Linen is also a plant fiber but different from cotton in that the individual plant fibers which make up the yarn are long where cotton fibers are short. Linen takes longer to ignite. The fabric closest to the ash is very brittle. Linen is easily extinguished by blowing on it as you would a candle.
Silk is a protein fiber and usually burns readily, not necessarily with a steady flame, and smells like burning hair. The ash is easily crumbled. Silk samples are not as easily extinguished as cotton or linen.
Wool is also a protein fiber but is harder to ignite than silk as the individual "hair" fibers are shorter than silk and the weave of the fabrics is generally looser than with silk. The flame is steady but more difficult to keep burning. The smell of burning wool is like burning hair.
Man Made Fibers
Acetate is made from cellulose (wood fibers), technically cellulose acetate. Acetate burns readily with a flickering flame that cannot be easily extinguished. The burning cellulose drips and leaves a hard ash. The smell is similar to burning wood chips.
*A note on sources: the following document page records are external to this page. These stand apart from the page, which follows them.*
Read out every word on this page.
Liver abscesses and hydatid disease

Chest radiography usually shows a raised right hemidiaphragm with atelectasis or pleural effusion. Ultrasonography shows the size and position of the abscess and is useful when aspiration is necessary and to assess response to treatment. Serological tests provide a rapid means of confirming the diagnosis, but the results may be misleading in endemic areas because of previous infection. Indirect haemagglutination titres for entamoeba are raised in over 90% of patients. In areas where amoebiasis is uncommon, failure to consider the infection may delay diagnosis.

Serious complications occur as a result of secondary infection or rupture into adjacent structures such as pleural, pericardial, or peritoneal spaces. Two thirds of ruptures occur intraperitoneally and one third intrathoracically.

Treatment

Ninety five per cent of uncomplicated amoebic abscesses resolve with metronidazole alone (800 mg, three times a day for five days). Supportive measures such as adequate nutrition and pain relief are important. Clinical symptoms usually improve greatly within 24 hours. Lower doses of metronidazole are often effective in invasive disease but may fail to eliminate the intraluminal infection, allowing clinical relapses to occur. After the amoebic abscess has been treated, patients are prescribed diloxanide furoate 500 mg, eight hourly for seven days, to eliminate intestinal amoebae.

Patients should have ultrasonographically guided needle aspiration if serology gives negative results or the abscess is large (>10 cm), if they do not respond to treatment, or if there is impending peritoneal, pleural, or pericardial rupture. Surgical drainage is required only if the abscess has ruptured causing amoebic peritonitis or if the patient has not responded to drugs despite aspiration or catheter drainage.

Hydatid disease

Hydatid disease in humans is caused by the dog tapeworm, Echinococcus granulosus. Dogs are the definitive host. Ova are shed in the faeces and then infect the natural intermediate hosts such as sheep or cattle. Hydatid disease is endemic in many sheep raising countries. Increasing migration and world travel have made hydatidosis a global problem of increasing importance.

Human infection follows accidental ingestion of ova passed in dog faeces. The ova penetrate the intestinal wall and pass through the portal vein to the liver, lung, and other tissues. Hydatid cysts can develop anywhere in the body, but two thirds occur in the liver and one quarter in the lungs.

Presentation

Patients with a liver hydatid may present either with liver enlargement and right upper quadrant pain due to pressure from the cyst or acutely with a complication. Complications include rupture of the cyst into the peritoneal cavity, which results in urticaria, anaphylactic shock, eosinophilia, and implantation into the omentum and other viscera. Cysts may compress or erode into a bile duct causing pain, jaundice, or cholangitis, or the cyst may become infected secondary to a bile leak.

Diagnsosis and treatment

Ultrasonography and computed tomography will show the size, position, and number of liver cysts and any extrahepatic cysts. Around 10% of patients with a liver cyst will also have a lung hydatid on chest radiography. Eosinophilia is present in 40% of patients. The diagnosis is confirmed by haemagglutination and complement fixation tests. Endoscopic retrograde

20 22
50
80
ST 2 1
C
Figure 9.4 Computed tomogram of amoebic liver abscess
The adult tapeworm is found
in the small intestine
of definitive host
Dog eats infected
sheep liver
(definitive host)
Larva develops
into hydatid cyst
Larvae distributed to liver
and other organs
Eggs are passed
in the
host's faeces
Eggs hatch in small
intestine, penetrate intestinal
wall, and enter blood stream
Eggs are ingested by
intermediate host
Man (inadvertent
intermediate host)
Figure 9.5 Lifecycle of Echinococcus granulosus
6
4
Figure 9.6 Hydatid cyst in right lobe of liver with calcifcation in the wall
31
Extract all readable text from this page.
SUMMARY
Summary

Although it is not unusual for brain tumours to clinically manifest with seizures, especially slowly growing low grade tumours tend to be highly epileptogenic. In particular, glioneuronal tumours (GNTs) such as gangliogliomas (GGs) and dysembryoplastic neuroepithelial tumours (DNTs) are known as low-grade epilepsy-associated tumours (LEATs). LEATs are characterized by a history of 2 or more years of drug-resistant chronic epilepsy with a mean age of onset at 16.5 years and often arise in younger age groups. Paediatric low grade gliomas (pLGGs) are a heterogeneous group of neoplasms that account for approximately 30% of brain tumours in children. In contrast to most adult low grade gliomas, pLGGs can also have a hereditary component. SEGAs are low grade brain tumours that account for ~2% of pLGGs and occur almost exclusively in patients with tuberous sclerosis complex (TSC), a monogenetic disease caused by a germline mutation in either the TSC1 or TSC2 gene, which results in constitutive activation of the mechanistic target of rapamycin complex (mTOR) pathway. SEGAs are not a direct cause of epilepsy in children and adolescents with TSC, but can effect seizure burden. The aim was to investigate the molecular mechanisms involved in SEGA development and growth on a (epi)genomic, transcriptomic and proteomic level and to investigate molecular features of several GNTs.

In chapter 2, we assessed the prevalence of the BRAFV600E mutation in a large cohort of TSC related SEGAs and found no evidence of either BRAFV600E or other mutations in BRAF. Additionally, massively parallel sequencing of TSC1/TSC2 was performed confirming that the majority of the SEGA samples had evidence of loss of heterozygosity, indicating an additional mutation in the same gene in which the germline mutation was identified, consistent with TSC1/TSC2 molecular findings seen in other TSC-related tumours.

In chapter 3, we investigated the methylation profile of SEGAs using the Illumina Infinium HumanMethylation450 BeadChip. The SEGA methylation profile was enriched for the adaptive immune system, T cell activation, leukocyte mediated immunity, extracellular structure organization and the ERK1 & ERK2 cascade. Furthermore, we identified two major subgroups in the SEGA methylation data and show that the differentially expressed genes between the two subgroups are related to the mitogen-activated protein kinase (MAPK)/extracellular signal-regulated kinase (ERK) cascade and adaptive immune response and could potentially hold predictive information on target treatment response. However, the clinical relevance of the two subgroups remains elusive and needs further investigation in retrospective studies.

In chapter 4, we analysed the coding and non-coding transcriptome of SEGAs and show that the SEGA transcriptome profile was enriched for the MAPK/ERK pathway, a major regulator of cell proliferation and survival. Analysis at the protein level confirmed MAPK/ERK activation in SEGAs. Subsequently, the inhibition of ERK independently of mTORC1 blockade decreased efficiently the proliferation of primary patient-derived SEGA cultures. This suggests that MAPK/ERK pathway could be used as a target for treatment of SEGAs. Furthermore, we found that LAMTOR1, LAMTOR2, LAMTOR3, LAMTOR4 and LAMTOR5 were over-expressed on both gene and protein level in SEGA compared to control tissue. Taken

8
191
Acrylic technically acrylonitrile is made from natural gas and petroleum. Acrylics burn readily due to the fiber content and the lofty, air filled pockets. A match or cigarette dropped on an acrylic blanket can ignite the fabric which will burn rapidly unless extinguished. The ash is hard. The smell is acrid or harsh.
Nylon is a polyamide made from petroleum. Nylon melts and then burns rapidly if the flame remains on the melted fiber. If you can keep the flame on the melting nylon, it smells like burning plastic.
Polyester is a polymer produced from coal, air, water, and petroleum products. Polyester melts and burns at the same time, the melting, burning ash can bond quickly to any surface it drips on including skin. The smoke from polyester is black with a sweetish smell. The extinguished ash is hard.
Rayon is a regenerated cellulose fiber which is almost pure cellulose. Rayon burns rapidly and leaves only a slight ash. The burning smell is close to burning leaves.
Blends consist of two or more fibers and, ideally, are supposed to take on the characteristics of each fiber in the blend. The burning test can be used but the fabric content will be an assumption.